Генерал Слащев-Крымский. Победы, эмиграция, возвращение - Олег Смыслов
Шрифт:
Интервал:
В предисловии к очерку Пётр Иванович писал:
«Я лично не знал генерала Слащова, даже никогда не видел его, но его сильная и яркая личность всегда интересовала и привлекала меня. Ещё в 1920–1921 гг., т. е. во время моего переезда из Константинополя в Югославию и в первое полугодие пребывания в этой стране, мне довелось много беседовать о Слащове с его бывшим начальником штаба, Генерального штаба полковником Владимиром Фёдоровичем Фроловым, ныне уже покойным. А в текущем 1929 г. о том же генерале Слащове мне рассказывал много капитан лейб-гвардии Литовского полка Александр Алексеевич фон-Дрейтер, с которым мне пришлось работать в одной комнате в тригонометрическом отделении Генеральной дирекции государственного кадастра Югославии, где он служил чертёжником, а я — вычислителем «координат точек триангуляционной сети». Боевой, сильно контуженный и семь раз раненный капитан фон-Дрейтер участвовал в обороне Крыма Слащовым и в качестве начальника команды связи часто находился в общении со Слащовым.
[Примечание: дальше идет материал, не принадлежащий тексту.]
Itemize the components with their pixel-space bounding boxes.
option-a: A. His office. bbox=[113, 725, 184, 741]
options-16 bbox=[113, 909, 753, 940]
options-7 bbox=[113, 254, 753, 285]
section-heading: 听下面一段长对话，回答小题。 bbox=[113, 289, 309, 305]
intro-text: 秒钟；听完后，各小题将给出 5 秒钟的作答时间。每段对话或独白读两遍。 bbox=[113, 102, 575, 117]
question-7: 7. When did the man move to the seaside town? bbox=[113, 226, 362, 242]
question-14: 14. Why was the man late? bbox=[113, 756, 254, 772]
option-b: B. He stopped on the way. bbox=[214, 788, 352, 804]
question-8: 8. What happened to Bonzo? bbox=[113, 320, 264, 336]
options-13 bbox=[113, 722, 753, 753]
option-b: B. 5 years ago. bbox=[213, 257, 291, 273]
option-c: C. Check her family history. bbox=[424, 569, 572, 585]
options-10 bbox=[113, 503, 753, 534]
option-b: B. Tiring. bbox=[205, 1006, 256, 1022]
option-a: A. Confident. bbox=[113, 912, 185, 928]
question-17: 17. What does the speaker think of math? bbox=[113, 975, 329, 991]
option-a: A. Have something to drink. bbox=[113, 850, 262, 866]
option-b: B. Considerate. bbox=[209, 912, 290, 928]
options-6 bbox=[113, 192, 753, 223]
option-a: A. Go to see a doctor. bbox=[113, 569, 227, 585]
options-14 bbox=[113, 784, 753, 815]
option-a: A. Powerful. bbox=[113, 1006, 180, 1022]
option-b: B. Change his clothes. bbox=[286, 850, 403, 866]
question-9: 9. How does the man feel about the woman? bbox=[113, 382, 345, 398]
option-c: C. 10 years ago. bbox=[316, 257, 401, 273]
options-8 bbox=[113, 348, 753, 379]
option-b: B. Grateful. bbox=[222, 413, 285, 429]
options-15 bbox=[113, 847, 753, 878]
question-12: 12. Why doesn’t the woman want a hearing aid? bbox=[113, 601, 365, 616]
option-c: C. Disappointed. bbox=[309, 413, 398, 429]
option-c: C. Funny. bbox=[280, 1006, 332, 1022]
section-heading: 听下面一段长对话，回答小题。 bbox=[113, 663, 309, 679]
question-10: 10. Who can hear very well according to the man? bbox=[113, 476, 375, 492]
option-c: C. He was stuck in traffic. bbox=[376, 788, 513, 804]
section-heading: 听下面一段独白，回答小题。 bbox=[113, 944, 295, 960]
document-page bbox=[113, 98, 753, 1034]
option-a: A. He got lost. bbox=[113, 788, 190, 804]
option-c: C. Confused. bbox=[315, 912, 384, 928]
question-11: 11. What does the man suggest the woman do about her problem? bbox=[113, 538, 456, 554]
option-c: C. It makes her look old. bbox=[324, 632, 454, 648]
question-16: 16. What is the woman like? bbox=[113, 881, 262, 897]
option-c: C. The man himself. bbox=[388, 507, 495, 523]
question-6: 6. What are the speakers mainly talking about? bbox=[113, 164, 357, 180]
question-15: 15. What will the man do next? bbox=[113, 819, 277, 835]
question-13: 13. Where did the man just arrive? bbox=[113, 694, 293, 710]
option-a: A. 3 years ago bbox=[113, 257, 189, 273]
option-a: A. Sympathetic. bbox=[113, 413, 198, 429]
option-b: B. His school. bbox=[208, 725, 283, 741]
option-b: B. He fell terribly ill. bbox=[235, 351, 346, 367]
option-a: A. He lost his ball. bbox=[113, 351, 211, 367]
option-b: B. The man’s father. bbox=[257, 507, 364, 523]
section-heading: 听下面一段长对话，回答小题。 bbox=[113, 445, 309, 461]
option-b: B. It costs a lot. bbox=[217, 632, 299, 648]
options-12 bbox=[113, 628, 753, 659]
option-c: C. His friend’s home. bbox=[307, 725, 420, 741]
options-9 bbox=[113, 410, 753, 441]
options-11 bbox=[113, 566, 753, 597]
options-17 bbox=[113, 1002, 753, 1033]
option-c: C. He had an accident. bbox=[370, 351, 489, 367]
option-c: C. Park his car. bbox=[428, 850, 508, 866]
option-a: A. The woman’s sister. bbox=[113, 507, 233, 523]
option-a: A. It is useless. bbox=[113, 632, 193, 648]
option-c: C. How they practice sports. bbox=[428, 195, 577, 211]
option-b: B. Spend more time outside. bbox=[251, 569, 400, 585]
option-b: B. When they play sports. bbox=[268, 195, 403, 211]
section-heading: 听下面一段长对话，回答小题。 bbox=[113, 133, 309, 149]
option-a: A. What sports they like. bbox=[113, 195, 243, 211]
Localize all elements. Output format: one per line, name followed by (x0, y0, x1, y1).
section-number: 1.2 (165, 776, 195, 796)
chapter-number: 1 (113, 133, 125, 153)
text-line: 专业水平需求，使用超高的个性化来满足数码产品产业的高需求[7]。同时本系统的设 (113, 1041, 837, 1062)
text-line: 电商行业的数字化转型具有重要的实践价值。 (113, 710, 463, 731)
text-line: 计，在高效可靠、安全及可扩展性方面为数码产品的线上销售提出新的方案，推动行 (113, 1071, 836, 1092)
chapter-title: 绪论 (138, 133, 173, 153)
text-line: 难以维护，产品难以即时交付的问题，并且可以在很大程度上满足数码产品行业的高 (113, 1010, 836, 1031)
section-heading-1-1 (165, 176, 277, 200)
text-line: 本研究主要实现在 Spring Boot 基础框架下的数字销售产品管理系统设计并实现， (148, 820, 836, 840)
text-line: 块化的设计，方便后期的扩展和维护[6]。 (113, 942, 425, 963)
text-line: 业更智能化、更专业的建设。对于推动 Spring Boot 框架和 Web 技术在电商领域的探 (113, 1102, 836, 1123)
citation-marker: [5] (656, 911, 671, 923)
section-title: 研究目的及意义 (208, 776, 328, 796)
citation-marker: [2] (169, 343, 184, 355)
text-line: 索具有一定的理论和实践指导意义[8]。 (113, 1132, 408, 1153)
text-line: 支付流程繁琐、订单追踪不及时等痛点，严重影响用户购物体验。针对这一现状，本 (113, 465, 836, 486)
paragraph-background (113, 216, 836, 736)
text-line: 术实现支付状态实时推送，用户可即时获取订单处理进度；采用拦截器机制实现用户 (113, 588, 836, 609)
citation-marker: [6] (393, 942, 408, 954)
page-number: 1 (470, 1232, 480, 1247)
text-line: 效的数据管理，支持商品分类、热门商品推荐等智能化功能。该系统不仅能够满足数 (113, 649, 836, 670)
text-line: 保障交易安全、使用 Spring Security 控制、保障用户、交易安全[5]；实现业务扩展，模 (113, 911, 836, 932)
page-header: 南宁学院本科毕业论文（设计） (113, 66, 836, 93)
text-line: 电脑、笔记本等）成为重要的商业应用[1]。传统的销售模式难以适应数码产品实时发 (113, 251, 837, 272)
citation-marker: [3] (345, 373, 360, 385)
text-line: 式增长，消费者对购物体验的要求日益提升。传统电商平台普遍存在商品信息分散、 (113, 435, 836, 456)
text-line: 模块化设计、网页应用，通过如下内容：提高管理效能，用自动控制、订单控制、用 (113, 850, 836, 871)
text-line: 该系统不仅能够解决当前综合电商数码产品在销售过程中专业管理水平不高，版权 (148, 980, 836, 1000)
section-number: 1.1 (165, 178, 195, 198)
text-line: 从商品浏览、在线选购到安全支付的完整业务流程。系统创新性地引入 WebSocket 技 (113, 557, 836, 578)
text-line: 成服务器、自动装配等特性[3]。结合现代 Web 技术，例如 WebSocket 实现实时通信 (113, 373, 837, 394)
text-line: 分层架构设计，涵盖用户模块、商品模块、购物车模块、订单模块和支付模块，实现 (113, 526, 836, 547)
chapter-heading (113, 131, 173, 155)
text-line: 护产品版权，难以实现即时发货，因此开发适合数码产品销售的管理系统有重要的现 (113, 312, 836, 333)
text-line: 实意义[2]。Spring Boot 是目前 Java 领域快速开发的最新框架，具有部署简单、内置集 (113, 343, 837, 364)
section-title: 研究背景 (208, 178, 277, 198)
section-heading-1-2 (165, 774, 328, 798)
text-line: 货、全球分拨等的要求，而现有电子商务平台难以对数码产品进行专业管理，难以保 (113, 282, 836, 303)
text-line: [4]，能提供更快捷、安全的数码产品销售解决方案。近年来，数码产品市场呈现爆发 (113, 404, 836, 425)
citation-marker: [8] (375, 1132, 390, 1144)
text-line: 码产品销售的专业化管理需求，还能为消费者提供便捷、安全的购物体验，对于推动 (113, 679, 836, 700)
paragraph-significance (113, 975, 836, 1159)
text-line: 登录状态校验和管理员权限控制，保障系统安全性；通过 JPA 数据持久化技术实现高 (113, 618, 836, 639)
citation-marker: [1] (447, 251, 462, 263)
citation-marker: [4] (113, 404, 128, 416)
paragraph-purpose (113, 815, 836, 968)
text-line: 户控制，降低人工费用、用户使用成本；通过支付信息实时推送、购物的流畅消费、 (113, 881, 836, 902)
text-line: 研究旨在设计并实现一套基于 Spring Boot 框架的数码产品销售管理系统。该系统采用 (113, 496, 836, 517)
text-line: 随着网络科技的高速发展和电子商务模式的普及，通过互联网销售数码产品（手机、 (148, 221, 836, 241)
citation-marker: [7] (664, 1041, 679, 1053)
Кроме того, я никогда не упускал случая побеседовать о генерале Слащове с теми из его бывших подчинённых, с которыми мне приходилось встречаться в Югославии. Результатом всех этих бесед, а главное — рассказов о Слащове полковника Фролова и капитана фон-Дрейтера — является предполагаемая вниманию читателей несколько систематизированная сводка накопившихся у меня сведений о личности генерала Слащова».
Кроме Аверьянова свои воспоминания о Якове Александровиче оставили и другие его современники и очевидцы.
Князь Владимир Андреевич Оболенский очень хорошо запомнил самую первую встречу с молодым генералом в Симферополе:
«В условленный час появился Слащов, крайне поразивший меня свои внешним видом.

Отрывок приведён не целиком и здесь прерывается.